EUA não
reconhecem Jerusalém como capital de Israel e, como outros países, mantém sua
embaixada fora da cidade, ocupada por Israel em 1967 e reivindicada pelos
palestinos. Transferência de Tel Aviv foi promessa de campanha de Trump.
O presidente
dos Estados Unidos, Donald Trump, está estudando "quando e como"
transferir a embaixada do país em Israel para Jerusalém, afirmou nesta
terça-feira (28) o vice-presidente americano, Mike Pence.
"O
presidente Trump está considerando ativamente quando e como movimentar a
embaixada americana de Tel Aviv para Jerusalém", afirmou Pence durante um
evento para comemorar o 70º aniversário da resolução da ONU que levou à criação
do Estado de Israel.
A mudança da
embaixada é uma promessa eleitoral de Trump, que, no entanto, prorrogou em
junho, por mais seis meses, a lei que estabelece que Tel Aviv seja sede da
legação diplomática.
Pence, no
entanto, disse hoje que a questão não é se haverá ou não mudança, mas sim
quando isso irá ocorrer. Trump deve decidir novamente em dezembro se estende ou
não a lei que determina a permanência da embaixada americana em Tel Aviv. Os
EUA não reconhecem Jerusalém como capital de Israel.

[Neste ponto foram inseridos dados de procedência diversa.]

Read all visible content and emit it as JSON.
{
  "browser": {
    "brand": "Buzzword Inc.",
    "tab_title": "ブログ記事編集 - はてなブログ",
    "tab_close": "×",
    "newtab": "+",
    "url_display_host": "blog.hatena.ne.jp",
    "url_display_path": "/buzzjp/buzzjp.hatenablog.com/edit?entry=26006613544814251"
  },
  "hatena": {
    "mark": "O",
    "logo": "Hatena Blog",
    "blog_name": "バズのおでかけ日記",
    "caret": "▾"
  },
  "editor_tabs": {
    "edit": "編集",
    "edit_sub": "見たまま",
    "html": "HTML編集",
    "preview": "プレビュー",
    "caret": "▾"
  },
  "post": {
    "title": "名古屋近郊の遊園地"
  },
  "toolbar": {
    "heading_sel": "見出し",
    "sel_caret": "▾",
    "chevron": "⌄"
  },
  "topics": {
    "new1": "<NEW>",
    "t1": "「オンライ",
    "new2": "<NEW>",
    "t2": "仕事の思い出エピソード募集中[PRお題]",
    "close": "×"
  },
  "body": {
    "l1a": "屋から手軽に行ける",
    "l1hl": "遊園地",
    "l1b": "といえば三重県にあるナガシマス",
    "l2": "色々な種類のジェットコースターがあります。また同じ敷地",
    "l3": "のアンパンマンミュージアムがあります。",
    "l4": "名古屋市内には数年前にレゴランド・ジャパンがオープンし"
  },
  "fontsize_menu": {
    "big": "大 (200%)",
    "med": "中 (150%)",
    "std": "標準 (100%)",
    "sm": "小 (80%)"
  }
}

Como outros países, o
governo americano mantém sua embaixada fora da cidade, ocupada por Israel em
1967 e reivindicada pelos palestinos.
A transferência
da embaixada seria vista como um reconhecimento da ocupação e da soberania de
Israel sobre toda a cidade.
A decisão
tomada em junho por Trump de manter a embaixada em Tel Aviv foi recebida com
decepção pelo governo de Israel.
Pence afirmou
hoje que a Casa Branca manterá sua estreita aliança com Israel e que não
permitirá que o país seja atacado na ONU.
"Os EUA
estão com Israel porque a causa deles é a nossa causa, seus valores são os
nossos valores e sua luta é a nossa luta", afirmou o vice-presidente
americano.
O discurso de
Pence foi um dos principais destaques do evento que comemora o aniversário da
resolução que pediu a criação de um estado judeu no Oriente Médio.
A celebração
foi organizada pela missão israelense na ONU na mesma sala onde a votação da
resolução ocorreu a 70 anos. Hoje, o local é parte de um museu de Nova York.